Questo è ciò che scrisse il diplomatico tedesco Gustav Hilger sui tempi dell’industrializzazione in Urss, attuata a ritmi record durante i primi piani quinquennali. In effetti, la trasformazione dell’Urss da fragile economia agricola a grande potenza industriale venne realizzata a costo delle vite e delle condizioni di vita del popolo russo.

Il piano quinquennale in quattro anni!

Una casa di terra a Magnitogorsk, 1929

Durante la Guerra civile (1917-1922; con alcuni focolai fino al luglio 1923) e dopo la sua fine, lo Stato bolscevico avviò una politica aggressiva nei confronti dei contadini ricchi per confiscare e ridistribuire il cibo e i beni che producevano, e nazionalizzare le loro proprietà.

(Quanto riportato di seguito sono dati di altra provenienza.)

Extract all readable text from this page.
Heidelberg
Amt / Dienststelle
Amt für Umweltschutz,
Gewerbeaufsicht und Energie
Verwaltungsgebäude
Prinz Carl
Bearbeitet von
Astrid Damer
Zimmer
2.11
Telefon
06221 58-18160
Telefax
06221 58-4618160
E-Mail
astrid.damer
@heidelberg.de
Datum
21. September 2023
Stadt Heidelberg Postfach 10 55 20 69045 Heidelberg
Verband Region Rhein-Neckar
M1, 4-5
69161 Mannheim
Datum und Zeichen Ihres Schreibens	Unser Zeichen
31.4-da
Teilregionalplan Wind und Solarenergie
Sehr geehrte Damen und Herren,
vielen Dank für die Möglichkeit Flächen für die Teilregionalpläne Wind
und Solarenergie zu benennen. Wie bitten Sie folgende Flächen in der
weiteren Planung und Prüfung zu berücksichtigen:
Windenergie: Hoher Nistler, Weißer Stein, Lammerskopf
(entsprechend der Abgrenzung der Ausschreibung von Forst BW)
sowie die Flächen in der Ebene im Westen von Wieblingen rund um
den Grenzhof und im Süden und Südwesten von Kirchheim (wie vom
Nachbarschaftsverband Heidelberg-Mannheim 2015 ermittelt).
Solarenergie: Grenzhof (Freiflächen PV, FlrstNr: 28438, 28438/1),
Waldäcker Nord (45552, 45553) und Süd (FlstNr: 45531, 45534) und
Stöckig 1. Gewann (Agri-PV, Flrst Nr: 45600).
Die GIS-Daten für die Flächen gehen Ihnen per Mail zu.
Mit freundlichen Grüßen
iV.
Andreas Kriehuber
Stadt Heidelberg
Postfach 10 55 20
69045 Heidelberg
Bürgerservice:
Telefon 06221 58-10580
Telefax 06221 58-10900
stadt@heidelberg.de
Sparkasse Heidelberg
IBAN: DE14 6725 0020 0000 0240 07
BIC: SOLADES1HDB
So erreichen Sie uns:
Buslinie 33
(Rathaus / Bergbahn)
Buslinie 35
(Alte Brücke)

Nel 1925, il XIV Congresso del Partito comunista di tutta l’Unione (bolscevico) dichiarò l’inizio della trasformazione dell’Urss da potenza agricola a potenza industriale e dette ordine di creare il primo piano quinquennale (1928-1932).

Nel 1927 il piano fu finalizzato. Questo segnò l’inizio dell’economia pianificata. Per dirla in poche parole, il governo dell’Urss definì alcuni indicatori chiave nell’economia del Paese da soddisfare in 5 anni. Si prevedeva che la produzione industriale sarebbe dovuta crescere del 136% in quel lustro, la produttività del lavoro sarebbe dovuta aumentare del 110% e che sarebbero stati costruiti 1.200 nuovi complessi industriali.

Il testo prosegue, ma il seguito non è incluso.